Brak profesjonalizmu klubu obnażył mecz z Widzewem, na którym jeden z kibiców stracił oko. Jak by nie patrzeć to jest główna przyczyna obecnego konfliktu. Właściciel klubu oraz prezydent nie chcieli powołania komisji, która miała zbadać kwestie związane z bezpieczeństwem. Klubowi się nie dziwie, bo zgodnie z regulaminem stadionu to organizator imprezy sportowej odpowiada za bezpieczeństwo. Rzetelne wyjaśnienie tej sprawy mogło by się wiązać wieloma nieprzyjemnościami dla właściciela klubu, gdyby stwierdzono winę służb zabezpieczających mecz.
O tym wszystkim jednak już w przeszłości pisałem. W ostatnich dniach pojawił się jednak nowy fakt, raport PZPN, gdzie delegat stwierdza iż kierownik bezpieczeństwa nie potrafi zapanować nad sytuacją na stadionie.
Sukcesy ligowe
Jedno co trzeba Radosławowi Osuchowi przyznać, to na pewno dobre kontakty z zawodnikami. Pozwoliło mu to zbudować dobry zespół, który potrafił pokonać takie drużyny jak Legia Warszawa i Wisła Kraków. Pod tym względem Osuch jest w naszym kraju ewenementem. Tylko prowadzenie klubu to szereg także innych kwestii, które jak można zauważyć się zaniedbywane. Tutaj należy wyrazić także swój niepokój o szkolenie młodzieży, w szczególności, że działania podjęte przeciwko Stowarzyszeniu Piłkarskiemu to zwykła i nieprzemyślana polityka.
Na koniec chciałbym się odnieść także do wydarzeń na Zawiszy kilka lat temu, gdy spółka z udziałem miasta powstała. Pierwszy prezes klubu był dość ostro krytykowany przez kibiców, dochodził także do obrażania go. Kibice zarzucali mu nieudolność, w szczególności w kwestiach zarządzania finansami spółki. I trudno było by się tym nie zainteresować, bo kapitał spółki dość szybko był wydatkowany, a miasto musiało szybko klub dokapitalizować, aby mógł dalej funkcjonować. Przeznaczenie tych wydatków, chociażby na przeszacowane cele reklamowe, budziło duże wątpliwości. Najwyższa Izba Kontroli, która jak osoby śledzące sytuację Zawiszy wiedzą, że Najwyższa Izba Kontroli złożyła zawiadomienie do prokuratury przeciwko prezydentom Bydgoszczy, także przeciwko byłemu prezydentowi Konstantemu Dombrowiczowi. Szczegółów doniesienia do dzisiaj nie ujawniono domyślam się jednak, że mogło chodzić właśnie o to dokapitalizowanie spółki, która zarządzana była źle.

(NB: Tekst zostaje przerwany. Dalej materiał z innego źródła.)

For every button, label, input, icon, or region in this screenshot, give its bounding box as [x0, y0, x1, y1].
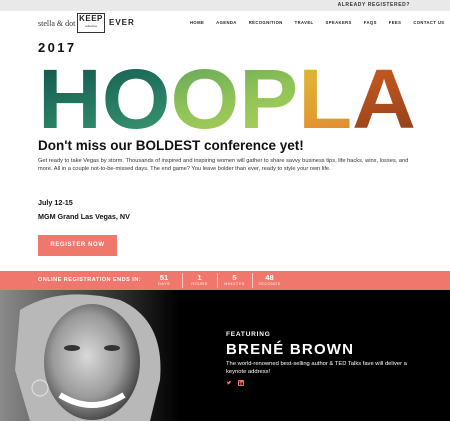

Wówczas także jako jeden z niewielu dość ostro wypowiadałem się o polityce miasta. Być może teraz tę sprawę rozliczy prokuratura.
Zdaje sobie sprawę, że ta publikacja nie spodoba się wszystkim. Nie mógłbym sobie jednak spojrzeć w lustro, aby pewne kwestie po prostu przemilczał. Skoro działam publicznie chcę to robić w zgodzie ze swoim sumieniem.
Co do dziennikarzy Izy Koprowiak i Piotra Żelaznego chcę wyrazić pełne uznanie. Poruszają trudny temat i muszą się liczyć z polityką. Wypełniają jednak najważniejszą rolę mediów, zwanych też czwartą władzą, patrzą władzy na ręce jak wydawane są publiczne pieniądze. Przy okazji obnażają słabość naszych lokalnych mediów.
PS: Przepraszam za dość długi wywód, ale chciałem wyjaśnić jak najwięcej kwestii pojawiających się w dyskusji publicznej.